POS tagging in Scala

I tried to POS tag a sentence in Scala using Stanford parser like below
val lp:LexicalizedParser = LexicalizedParser.loadModel("edu/stanford/nlp/models/lexparser/englishPCFG.ser.gz");
lp.setOptionFlags("-maxLength", "50", "-retainTmpSubcategories")
val s = "I love to play"
val parse :Tree = lp.apply(s)
val taggedWords = parse.taggedYield()
println(taggedWords)
I got an error type mismatch; found : java.lang.String required: java.util.List[_ <: edu.stanford.nlp.ling.HasWord] in the line val parse :Tree = lp.apply(s)
I don't know whether this is the right way of doing it or not. Are there any other easy ways of POS tagging a sentence in Scala?
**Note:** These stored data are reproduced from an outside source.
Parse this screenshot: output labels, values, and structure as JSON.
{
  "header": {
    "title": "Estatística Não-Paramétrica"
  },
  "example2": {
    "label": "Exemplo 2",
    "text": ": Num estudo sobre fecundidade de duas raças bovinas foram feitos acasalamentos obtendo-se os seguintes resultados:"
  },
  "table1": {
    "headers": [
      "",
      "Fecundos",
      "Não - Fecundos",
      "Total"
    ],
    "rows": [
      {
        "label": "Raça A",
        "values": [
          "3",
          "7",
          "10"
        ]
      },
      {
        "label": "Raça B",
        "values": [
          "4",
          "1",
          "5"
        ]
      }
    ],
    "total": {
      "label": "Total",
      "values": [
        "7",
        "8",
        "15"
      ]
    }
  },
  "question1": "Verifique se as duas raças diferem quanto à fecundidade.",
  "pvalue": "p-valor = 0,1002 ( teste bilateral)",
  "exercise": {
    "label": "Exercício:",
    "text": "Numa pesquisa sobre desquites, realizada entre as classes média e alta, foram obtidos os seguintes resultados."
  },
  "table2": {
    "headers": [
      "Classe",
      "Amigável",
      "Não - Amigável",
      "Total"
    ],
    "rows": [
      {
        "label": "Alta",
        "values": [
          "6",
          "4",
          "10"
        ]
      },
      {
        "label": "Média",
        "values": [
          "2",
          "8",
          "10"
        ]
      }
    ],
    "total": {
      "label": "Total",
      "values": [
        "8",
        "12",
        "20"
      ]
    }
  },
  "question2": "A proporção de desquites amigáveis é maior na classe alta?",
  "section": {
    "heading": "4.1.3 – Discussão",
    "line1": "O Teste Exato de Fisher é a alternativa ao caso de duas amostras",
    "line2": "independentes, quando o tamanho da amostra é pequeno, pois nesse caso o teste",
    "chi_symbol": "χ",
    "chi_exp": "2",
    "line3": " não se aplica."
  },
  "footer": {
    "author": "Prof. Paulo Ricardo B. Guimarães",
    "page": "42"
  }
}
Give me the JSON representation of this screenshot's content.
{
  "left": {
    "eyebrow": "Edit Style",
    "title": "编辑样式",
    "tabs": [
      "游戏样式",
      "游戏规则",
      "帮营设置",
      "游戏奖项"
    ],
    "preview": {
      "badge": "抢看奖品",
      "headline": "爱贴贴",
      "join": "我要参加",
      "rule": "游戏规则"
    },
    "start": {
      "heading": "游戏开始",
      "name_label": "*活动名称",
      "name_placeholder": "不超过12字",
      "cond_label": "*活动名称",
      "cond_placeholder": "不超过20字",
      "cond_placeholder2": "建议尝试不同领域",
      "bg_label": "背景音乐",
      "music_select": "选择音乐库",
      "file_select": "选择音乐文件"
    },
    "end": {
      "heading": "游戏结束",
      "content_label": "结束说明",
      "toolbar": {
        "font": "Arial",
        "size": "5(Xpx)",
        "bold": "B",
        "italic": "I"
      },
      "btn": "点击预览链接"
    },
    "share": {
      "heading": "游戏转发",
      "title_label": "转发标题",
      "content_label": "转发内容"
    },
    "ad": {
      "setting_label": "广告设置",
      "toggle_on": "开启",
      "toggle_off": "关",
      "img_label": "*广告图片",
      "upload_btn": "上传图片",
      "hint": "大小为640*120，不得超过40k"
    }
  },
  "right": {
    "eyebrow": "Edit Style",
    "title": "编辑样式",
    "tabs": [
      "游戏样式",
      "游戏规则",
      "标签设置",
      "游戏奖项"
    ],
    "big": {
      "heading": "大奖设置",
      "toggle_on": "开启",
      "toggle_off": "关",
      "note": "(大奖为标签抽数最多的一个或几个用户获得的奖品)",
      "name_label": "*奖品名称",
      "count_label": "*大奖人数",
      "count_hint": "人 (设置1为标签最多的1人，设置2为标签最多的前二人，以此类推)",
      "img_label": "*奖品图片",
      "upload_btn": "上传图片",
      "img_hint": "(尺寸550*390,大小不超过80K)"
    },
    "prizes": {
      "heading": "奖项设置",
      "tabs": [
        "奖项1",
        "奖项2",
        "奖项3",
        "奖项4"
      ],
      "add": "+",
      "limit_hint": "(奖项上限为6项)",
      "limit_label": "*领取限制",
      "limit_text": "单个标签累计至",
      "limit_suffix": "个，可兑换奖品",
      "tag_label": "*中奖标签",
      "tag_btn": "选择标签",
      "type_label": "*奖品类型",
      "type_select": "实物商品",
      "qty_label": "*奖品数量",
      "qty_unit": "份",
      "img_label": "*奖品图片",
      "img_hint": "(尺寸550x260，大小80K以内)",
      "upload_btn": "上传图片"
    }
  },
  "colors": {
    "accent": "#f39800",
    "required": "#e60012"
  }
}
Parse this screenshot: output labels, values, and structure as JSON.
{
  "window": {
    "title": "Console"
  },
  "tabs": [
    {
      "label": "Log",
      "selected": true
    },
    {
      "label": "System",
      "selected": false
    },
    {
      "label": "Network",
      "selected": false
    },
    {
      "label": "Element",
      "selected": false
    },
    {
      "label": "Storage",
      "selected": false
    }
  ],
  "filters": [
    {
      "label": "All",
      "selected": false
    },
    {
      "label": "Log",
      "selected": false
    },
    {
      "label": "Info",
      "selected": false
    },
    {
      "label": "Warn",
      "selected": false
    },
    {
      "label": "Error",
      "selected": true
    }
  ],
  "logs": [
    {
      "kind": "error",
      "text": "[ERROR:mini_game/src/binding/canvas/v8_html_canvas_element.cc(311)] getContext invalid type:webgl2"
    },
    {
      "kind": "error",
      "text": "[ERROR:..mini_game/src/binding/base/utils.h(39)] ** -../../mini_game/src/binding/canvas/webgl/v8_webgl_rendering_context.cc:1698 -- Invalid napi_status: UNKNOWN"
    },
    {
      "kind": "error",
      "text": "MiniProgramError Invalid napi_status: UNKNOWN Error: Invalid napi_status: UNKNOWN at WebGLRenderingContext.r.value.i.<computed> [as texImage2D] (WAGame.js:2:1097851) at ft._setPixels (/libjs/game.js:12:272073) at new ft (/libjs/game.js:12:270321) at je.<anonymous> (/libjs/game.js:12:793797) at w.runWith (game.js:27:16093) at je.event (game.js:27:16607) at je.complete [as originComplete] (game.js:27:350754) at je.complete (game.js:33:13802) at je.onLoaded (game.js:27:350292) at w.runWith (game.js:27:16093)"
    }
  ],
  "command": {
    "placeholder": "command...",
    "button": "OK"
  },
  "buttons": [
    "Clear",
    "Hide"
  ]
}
You might like to consider the FACTORIE toolkit (http://github.com/factorie/factorie). It is a general library for machine learning and graphical models that happens to include an extensive suite of natural language processing components (tokenization, token normalization, morphological analysis, sentence segmentation, part-of-speech tagging, named entity recognition, dependency parsing, mention finding, coreference).
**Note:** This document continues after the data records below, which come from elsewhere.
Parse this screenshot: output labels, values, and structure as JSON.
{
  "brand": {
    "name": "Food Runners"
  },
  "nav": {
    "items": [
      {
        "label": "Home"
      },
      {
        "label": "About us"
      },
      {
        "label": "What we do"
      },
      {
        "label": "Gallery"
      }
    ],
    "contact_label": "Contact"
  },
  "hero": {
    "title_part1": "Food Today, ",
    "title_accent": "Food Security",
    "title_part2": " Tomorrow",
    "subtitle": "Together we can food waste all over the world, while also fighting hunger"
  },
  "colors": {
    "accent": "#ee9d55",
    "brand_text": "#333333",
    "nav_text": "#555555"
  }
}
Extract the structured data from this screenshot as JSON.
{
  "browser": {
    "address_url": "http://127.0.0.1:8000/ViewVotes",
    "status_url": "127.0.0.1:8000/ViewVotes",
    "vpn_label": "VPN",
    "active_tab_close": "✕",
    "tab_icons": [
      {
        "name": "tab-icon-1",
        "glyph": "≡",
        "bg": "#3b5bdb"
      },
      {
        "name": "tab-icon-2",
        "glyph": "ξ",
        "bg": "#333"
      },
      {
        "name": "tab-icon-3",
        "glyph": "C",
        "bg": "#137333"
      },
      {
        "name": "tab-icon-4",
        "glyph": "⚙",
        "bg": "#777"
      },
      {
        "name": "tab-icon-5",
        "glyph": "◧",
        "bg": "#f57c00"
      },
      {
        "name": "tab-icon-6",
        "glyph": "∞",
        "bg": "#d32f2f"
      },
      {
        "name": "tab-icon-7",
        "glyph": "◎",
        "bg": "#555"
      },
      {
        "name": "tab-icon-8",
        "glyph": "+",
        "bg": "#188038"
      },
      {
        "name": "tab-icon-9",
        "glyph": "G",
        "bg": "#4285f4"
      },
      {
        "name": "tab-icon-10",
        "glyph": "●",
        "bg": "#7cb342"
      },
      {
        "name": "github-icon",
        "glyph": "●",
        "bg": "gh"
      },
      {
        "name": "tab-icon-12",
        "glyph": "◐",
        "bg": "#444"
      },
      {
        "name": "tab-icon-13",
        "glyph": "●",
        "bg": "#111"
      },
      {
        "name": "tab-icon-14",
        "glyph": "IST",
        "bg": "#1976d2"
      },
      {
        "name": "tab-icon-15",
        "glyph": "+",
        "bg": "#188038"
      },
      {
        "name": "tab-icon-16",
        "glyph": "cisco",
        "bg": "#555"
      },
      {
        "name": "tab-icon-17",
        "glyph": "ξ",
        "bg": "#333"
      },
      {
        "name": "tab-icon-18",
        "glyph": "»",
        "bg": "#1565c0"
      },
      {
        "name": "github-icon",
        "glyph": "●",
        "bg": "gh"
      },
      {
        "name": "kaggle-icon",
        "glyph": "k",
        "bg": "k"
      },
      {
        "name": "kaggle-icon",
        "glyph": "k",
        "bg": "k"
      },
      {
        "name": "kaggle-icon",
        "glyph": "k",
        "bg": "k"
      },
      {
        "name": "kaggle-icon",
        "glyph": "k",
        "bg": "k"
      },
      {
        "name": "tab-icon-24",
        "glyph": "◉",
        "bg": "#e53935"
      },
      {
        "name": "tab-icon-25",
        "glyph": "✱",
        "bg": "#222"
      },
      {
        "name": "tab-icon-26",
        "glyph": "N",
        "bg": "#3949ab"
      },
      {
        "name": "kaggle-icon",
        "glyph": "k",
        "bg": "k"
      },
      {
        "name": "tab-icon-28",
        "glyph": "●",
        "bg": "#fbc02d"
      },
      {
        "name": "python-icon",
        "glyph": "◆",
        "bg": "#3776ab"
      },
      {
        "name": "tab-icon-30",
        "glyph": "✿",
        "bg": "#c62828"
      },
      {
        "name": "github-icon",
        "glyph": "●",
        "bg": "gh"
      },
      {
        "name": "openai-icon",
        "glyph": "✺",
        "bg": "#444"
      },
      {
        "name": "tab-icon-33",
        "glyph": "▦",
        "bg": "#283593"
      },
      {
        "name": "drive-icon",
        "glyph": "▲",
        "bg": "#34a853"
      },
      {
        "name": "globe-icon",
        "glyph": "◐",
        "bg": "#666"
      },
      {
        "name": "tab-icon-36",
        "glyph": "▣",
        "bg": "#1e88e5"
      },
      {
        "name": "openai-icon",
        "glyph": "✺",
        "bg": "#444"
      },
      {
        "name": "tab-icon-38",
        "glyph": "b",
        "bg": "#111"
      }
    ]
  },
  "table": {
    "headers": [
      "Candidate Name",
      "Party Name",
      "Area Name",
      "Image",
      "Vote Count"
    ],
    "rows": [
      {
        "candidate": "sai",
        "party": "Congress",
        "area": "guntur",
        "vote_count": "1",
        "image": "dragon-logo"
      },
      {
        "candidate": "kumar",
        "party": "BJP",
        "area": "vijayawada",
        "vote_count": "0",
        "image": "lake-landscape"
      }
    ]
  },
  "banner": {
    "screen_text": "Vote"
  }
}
Furthermore it is written entirely in Scala, and it is released under the Apache License.
Documentation is currently sparse, but will be improving in the coming months.
For example, once Maven-based installation is finished you can type at the command line:
bin/fac nlp --pos1 --parser1 --ner1
to launch a socket-listening multi-threaded NLP server. Then query it by piping plain text to its socket number:
echo "Mr. Jones took a job at Google in New York. He and his Australian wife moved from New South Wales on 4/1/12." | nc localhost 3228
The output is then
1 1 Mr. NNP 2 nn O
2 2 Jones NNP 3 nsubj U-PER
3 3 took VBD 0 root O
4 4 a DT 5 det O
5 5 job NN 3 dobj O
6 6 at IN 3 prep O
7 7 Google NNP 6 pobj U-ORG
8 8 in IN 7 prep O
9 9 New NNP 10 nn B-LOC
10 10 York NNP 8 pobj L-LOC
11 11 . . 3 punct O
12 1 He PRP 6 nsubj O
13 2 and CC 1 cc O
14 3 his PRP$ 5 poss O
15 4 Australian JJ 5 amod U-MISC
16 5 wife NN 6 nsubj O
17 6 moved VBD 0 root O
18 7 from IN 6 prep O
19 8 New NNP 9 nn B-LOC
20 9 South NNP 10 nn I-LOC
21 10 Wales NNP 7 pobj L-LOC
22 11 on IN 6 prep O
23 12 4/1/12 NNP 11 pobj O
24 13 . . 6 punct O
Of course there is a programmatic API to all this functionality as well.
import cc.factorie._
import cc.factorie.app.nlp._
val doc = new Document("Education is the most powerful weapon which you can use to change the world.")
DocumentAnnotatorPipeline(pos.POS1).process(doc)
for (token <- doc.tokens)
println("%-10s %-5s".format(token.string, token.posLabel.categoryValue))
will output:
Education NN
is VBZ
the DT
most RBS
powerful JJ
weapon NN
which WDT
you PRP
can MD
use VB
to TO
change VB
the DT
world NN
. .
I found a very simple way to do POS tagging in Scala
Step 1
Download stanford tagger version 3.2.0 form the link below
http://nlp.stanford.edu/software/stanford-postagger-2013-06-20.zip
Step 2
Add stanford-postagger jar present in the folder to your project and also place the english-left3words-distsim.tagger file present in the models folder in your project
Then, with the code below you can pos tag a sentence in Scala
val tagger = new MaxentTagger(
"english-left3words-distsim.tagger")
val art_con = "My name is Rahul"
val tagged = tagger.tagString(art_con)
println(tagged)
Output: My_PRP$ name_NN is_VBZ Rahul_NNP
I believe the API of the Stanford Parser has changed somewhat, as it does sometimes. apply has the signature, public Tree apply(java.util.List<? extends HasWord> words), and this is what you see in the error message.
What you should use now is parse, which has the signature public Tree parse(java.lang.String sentence).